Acute and chronic coronary syndromes

Acute and chronic coronary syndromes

Chronic stable angina (Chronic coronary syndrome)

Chronic stable angina is stable situation with symptoms lasting more than one month. It manifests as chest pain brought on by exertion and relieved by rest. It is due to a demand – supply mismatch. Usually it occurs due to reduction of supply of oxygenated blood to a region of the myocardium due to significant narrowing of the coronary artery. Supply side can be affected by anemia which reduces the oxygen carrying capacity of blood. Severe anemia can worsen effort angina.

But chronic stable angina (also known as effort angina) can also occur due to increased demand as in a hypertrophied ventricle in severe aortic stenosis and hypertrophic obstructive cardiomyopathy. Other causes which can increase demand are tachycardia due to fever and hyperthyroidism.

There can be a combination of both mechanisms. For example, a hypertensive patient can have left ventricular hypertrophy along with obstructive coronary artery disease as hypertension is an important risk factor for coronary artery disease.

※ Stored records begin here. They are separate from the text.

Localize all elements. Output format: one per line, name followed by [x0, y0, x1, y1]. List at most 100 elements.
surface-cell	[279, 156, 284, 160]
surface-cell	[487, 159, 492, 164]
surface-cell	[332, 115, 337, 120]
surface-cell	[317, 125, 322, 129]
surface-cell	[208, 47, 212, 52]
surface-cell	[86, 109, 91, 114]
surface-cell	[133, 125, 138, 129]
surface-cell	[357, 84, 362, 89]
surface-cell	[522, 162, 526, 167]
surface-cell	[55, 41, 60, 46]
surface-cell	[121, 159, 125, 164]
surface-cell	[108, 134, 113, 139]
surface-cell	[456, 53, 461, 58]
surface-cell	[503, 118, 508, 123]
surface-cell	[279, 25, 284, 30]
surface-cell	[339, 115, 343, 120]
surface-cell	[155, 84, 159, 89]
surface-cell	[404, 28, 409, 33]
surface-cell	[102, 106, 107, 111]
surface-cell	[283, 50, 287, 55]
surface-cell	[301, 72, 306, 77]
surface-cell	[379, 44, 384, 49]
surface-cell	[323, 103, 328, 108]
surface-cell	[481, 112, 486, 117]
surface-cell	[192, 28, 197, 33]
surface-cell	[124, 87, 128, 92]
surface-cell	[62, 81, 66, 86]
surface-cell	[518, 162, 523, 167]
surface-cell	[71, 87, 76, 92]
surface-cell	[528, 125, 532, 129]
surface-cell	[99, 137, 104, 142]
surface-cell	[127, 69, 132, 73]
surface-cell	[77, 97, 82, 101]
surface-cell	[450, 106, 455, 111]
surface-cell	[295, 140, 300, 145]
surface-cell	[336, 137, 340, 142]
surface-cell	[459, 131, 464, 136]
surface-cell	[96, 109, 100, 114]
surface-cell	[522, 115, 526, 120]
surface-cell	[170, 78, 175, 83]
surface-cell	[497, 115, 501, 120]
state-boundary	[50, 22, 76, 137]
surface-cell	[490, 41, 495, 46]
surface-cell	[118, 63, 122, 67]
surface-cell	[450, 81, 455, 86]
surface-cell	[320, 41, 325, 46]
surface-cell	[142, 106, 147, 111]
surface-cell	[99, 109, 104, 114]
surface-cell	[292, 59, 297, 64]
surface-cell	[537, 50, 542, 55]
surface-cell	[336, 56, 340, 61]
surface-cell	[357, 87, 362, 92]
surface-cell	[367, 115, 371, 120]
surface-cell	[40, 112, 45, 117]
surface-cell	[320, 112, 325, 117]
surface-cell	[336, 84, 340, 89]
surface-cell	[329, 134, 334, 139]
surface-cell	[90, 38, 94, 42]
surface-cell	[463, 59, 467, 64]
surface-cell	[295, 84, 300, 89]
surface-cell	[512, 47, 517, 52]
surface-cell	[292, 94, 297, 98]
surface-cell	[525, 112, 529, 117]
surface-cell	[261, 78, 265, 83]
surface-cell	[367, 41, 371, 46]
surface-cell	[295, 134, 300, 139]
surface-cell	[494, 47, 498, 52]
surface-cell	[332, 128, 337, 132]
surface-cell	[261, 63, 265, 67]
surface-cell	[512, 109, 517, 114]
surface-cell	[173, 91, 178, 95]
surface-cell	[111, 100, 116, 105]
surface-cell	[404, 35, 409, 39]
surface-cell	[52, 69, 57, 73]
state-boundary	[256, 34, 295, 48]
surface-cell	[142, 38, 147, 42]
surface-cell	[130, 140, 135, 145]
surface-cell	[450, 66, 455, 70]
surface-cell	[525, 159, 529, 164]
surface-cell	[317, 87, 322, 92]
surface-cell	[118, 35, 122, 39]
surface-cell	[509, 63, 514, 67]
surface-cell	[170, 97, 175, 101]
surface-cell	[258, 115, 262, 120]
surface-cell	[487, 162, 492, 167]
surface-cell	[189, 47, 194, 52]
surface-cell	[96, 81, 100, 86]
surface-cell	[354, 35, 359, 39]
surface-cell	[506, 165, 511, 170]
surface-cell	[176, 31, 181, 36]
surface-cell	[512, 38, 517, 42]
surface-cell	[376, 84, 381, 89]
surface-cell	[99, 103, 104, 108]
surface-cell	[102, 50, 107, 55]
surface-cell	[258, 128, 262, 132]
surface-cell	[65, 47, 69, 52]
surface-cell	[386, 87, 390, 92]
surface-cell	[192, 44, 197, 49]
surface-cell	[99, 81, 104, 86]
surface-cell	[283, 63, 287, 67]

Chronic ischemia may also manifest as heart failure. Myocardium with chronic ischemia which is reversible on revascularization is known as hibernating myocardium. Large amount of hibernating myocardium can contribute to left ventricular dysfunction and heart failure. Hibernating myocardium will be viable and detectable using tests for myocardial viability like stress echocardiography and positron emission tomography which studies the metabolic activity of the myocardium. Hibernating myocardium has reduced contraction on echocardiography (hypokinesia) which improves with low dose dobutamine stimulation and worsens with high dose dobutamine infusion.

Acute coronary syndrome

 Acute coronary syndrome can be broadly divided into unstable angina and acute myocardial infarction. In unstable angina there is no elevation of biomarkers of myocardial necrosis, while it is elevated in acute myocardial infarction. Two subgroups of acute myocardial infarction are ST elevation myocardial infarction (STEMI) and non ST elevation myocardial infarction (NSTEMI). Non ST elevation myocardial infarction and unstable angina can also be grouped together as non ST elevation acute coronary syndrome (NSTEACS).

Unstable angina

Unstable angina is either rest angina or a recent change in the anginal threshold in effort angina. Thus chronic coronary syndrome can become an acute coronary syndrome, usually by intervention of some precipitating factors like anemia, fever, infection, hyperthyroidism and atrial fibrillation with fast ventricular rate. A combination of factors may work together like atrial fibrillation with fast ventricular rate in hyperthyroidism. Change in the characteristics of the atherosclerotic plaque is often the reason for unstable ischemic syndromes. A plaque with lipid rich core and a thin cap can rupture in response to hemodynamic stress. Clots can form in an ulcerated atherosclerotic plaque which can cause sudden increase in the luminal narrowing. Alternatively hemorrhage into the plaque can also enhance the luminal stenosis. If the lumen gets totally, it usually results in an ST elevation myocardial infarction. Partial occlusions could cause either an unstable angina or non ST elevation myocardial infarction. It may be noted that the former can progress to the latter.

ECG changes in unstable angina: Typical ECG change in unstable angina is a horizontal ST depression, often in the inferior and lateral leads. Downsloping ST depression and T wave inversions may also be noted in unstable angina. Occasionally ECG can be normal in unstable angina. Risk is higher in those with ECG changes than in those without ECG changes. ST elevation during angina, returning back to baseline when angina subsides is classical of Prinzmetal’s vasospastic angina due to coronary vasospasm. It may be noted that Prinzmetal’s angina is associated with obstructive coronary artery disease in two thirds of cases. The prognosis is poorer in those with obstructive coronary artery disease.